Il est surtout plus universel. Ce qu’on a appelé son étroitesse ou son exclusivisme n’est pas autre chose que le souci de respecter la hiérarchie des valeurs, de ne pas confondre les plans ni brûler les étapes. Écoutons l’invocation qu’adresse à Minerve cet homme qu’on a si souvent traité de doctrinaire fanatique et borné : « que d’autres, moins pieux ou moins réfléchis, t’aient donné pour prison une case de leur pensée, qu’ils t’enferment dans un point du temps ou dans un lieu du monde ! Entends mieux nos propos : c’est la vie, la vie tout entière et non un fragment de la vie, toute la science, tout art, toute morale, toute rêverie, tout amour qui te sont exposés afin que tu leur marques la cadence de l’univers ». En réalité, Maurras nous convie à sauver – chacun à notre place et dans nos limites – tout ce qui dans l’homme est digne de l’homme, tout ce qui fait partie de l »héritage sacré : patrie, beauté, ordre, amour, prière. Faut-il ajouter que la sagesse éternelle, invoquée ici sous le nom de Minerve, a repris peu à peu, dans la pensée et dans le cœur de Maurras, son vrai visage qui est celui du Verbe incarné ?

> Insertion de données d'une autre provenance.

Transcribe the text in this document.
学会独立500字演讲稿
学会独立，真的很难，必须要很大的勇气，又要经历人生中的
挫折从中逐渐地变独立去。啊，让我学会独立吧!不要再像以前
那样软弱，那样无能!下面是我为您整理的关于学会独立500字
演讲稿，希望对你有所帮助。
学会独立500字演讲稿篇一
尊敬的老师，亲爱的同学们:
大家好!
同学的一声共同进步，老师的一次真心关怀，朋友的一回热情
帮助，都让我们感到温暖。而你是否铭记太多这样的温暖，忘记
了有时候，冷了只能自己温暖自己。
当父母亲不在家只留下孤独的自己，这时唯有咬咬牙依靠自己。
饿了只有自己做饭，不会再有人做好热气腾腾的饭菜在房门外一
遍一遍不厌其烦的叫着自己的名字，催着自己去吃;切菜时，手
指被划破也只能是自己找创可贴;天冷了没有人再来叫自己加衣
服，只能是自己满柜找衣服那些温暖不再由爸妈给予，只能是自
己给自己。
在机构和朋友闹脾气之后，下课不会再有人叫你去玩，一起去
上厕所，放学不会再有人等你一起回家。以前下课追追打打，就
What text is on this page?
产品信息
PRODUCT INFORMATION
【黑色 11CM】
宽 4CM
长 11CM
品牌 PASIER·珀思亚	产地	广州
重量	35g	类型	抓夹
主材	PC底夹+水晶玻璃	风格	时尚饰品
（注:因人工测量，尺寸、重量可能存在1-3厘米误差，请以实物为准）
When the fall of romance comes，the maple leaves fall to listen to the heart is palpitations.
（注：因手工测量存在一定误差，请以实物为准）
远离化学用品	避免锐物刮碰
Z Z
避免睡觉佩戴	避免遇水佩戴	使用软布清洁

Le rayonnement de l’œuvre de Maurras subit aujourd’hui une éclipse. Nous le regrettons pour ceux que cette éclipse prive de la lumière, plutôt que pour la lumière elle-même. Car, comme disait Victor Hugo : « Ce n’est pas du côté du soleil que l’éclipse fait de l’ombre ».
Le livre de M. Gérard Hupin vient à son heure : nous ne doutons pas qu’il contribuera efficacement à dissiper les nuées que l’ignorance et la mauvaise foi ont entassées autour de ce foyer de lumière qu’est la pensée de Maurras.